Signal loss is the foundation of advertising challenges

Signal loss has sometimes been interpreted as meaning just the loss of signal due to privacy changes such as GDPR, cookie deprecation, or mobile ID deprecation. But it’s actually a challenge that sits at the heart of programmatic.

Publishers have near-perfect signals as to the nature of their content and who’s engaging with it. Media buyers want to reach those audiences and target them based on that content. The distortion of that information from publisher (where it is high-quality) to the moment of decisioning (where it is often low-quality) is signal loss, and it drives the persistence of fraud, MFAs, and outsized carbon emissions as well as poor marketing outcomes.

In other words, the pursuit of better outcomes and the pursuit of a higher-quality, more sustainable information ecosystem are aligned — and they both start with solving signal loss. The problem is that has historically been impossible, except as a matter of incremental progress.

AI changes the game.

AI will solve signal loss, improving quality and outcomes

Programmatic has historically suffered from a scale and complexity problem. If a publisher is communicating directly with an advertiser, it’s easy to retain the quality of their signals, thereby facilitating accurate ad targeting on high-quality media properties. But programmatic facilitates ad buying at scale. Therein emerges complexity. And complexity has led to the near-impossibility of communicating signals from publisher to media buyer accurately (at that scale).

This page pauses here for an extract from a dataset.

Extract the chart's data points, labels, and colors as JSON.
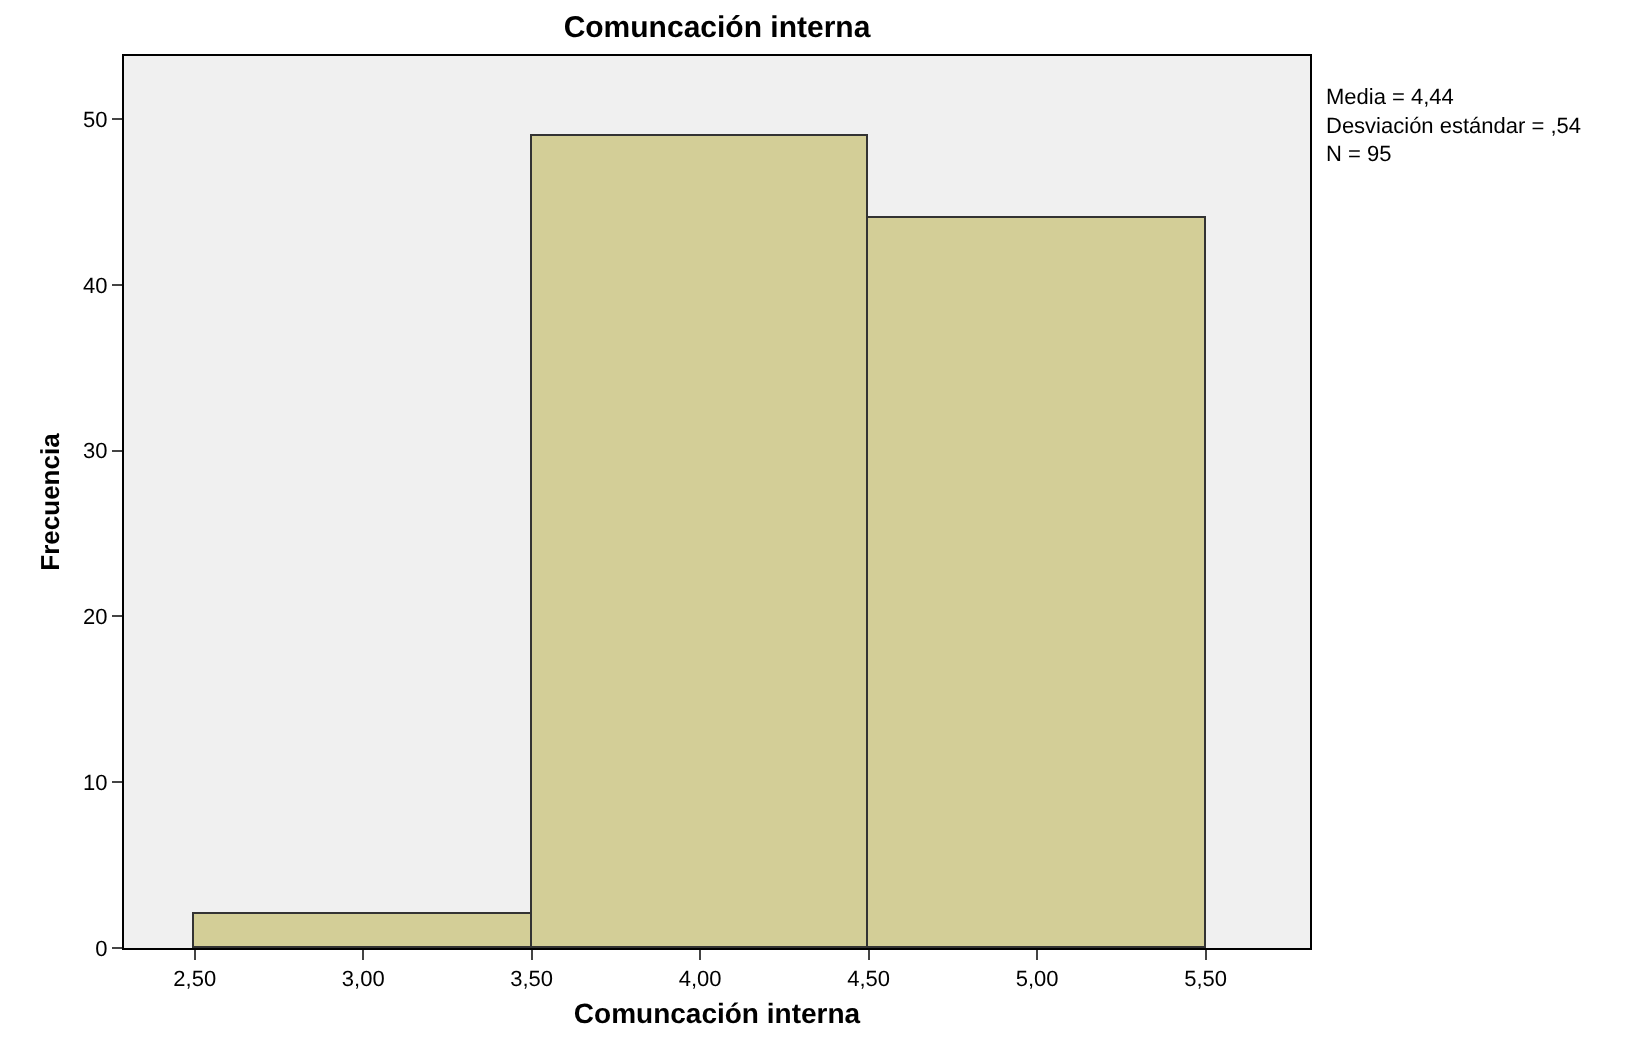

AI far surpasses humans’ ability to handle complexity at scale. So, AI could solve advertising’s signal loss problem by improving the communication of information from publishers to advertisers.

Imagine every publisher and advertiser leveraged powerful AIs (like the AI agents gaining popularity) that talk to each other. Every publisher would have an AI that knows everything about its inventory and audiences. Every buyer would have AI that knows everything about its own audience, creative guidelines, and business objectives. These AIs could communicate a great deal of complex information about each party with little to no signal loss.

The result would boost media quality as the AI can be custom programmed to reject fraud, MFAs, brand-unsafe content, high-emitting content, and whatever other types of inventory sources conflicted with the human-determined parameters each brand establishes for themselves. We’re closer than ever to realizing this future.

AI in programmatic advertising ushers in a new paradigm and, with it, fresh possibilities to solve signal loss and the problems (such as a low-quality information ecosystem and suboptimal outcomes) that it causes.

The baton has not been passed from the problem of signal loss to the opportunity of AI. Rather, AI is the technological breakthrough that will solve signal loss, thereby creating a healthier information ecosystem, driving better outcomes and more effective media for marketers, and fixing the quality issues that have long seemed intractable in programmatic.

The era of AI advertising is here. A higher-quality media ecosystem — and better outcomes for marketers — will arrive with it.